If is not possible to arrive at a stable master schedule for the end level items in the bill of materials, the Kanban system cannot be used. Small fluctuations in the demand can be handled by increasing the circulation frequency of the kanbans, by increasing overtime, or by hiring temporary operators. Relationship to Vendors If the flow of kanban cards back through the production process is followed logically, it is clear that, ultimately, the incoming raw material and the purchased parts point is reached. This leads to the question of how the Kanban system might be extended to outside vendors. On the one hand, we can have large inventories of each part, which are replenished by suppliers at weekly, or perhaps longer, intervals. However, this defeats one of the essential purposes of JIT, which is to reduce inventories. On the other hand, we can carry the Kanban process right out and into the vendors' production systems. This procedure normally involves regular and frequent deliveries from the vendors and is achieved through the establishment of close cooperation with suppliers and the sharing of as much information as necessary to help the suppliers' organizations achieve a JIT system. In effect, it involves establishing a true partnership with trusted suppliers . Kanban as a Productivity Improvement Technique If the procedures of Kanban outlined earlier are followed rigorously, the level of work in progress inventory can be controlled by the number of cards issued for each component part into the system.

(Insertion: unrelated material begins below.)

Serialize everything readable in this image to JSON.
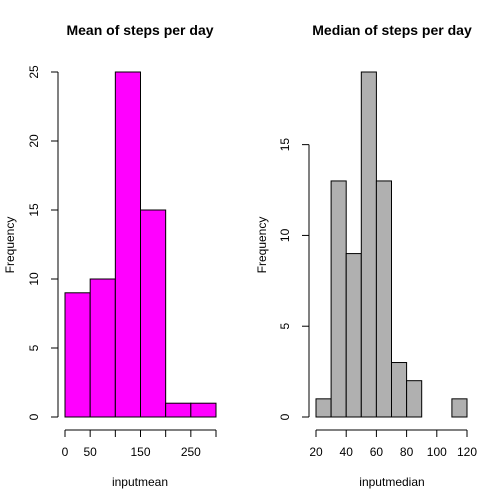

This is because each card corresponds to one standard container and, knowing the size of the container and the number of cards on the floor, a simple calculation gives the inventory level. Therefore, by reducing the number of cards issued for a particular part, the process inventory level for that part falls. Eventually, if the levels are reduced low enough, a work center will run out of material and stop processing. This stops the whole line and major efforts are made to get it running at the lower level of inventory, by either increasing the number of operators, reducing setup times, or redesigning processes. The thinking is as follows. Unnecessarily high inventory serves to disguise inherent problems and sources of inefficiency in the production process. Through gradual reduction of inventory levels, production problems are highlighted and are progressively eliminated. Assumptions Necessary for Kanban to Work As indicated above, strict rules must be followed to enable the Kanban system to work efficiently and effectively. Corresponding to these rules are some fundamental assumptions about the nature of the manufacturing system, within which the Kanban system operates. We will now briefly revisit these assumptions. Since each daily assembly schedule must be very similar to all other daily schedules, it is essential that it is possible to freeze the master production schedule for a fixed time period, possibly of at least one month. The final assembly schedule must also be very level and stable. Any major deviations will cause a ripple effect through the production system causing upstream work centers to hold larger inventory stocks. What is required ultimately is that the manufacturing system conform as closely as possible to the repetitive manufacturing system model outlined earlier. To run a mixed model system effectively requires mixed model capability in all stages of the production process. Mixed model manufacturing and assembly involves frequent changes and set-up at the individual work centers. It follows that the set-up times in all work centers be as small as possible and that the set-up procedures be continuously reviewed to this end. A logical conclusion from this is the need for balancing between all operations in order to synchronize the starting and ending of work routines. This ensures that parts are fed to the assembly line at the same rate as they are consumed.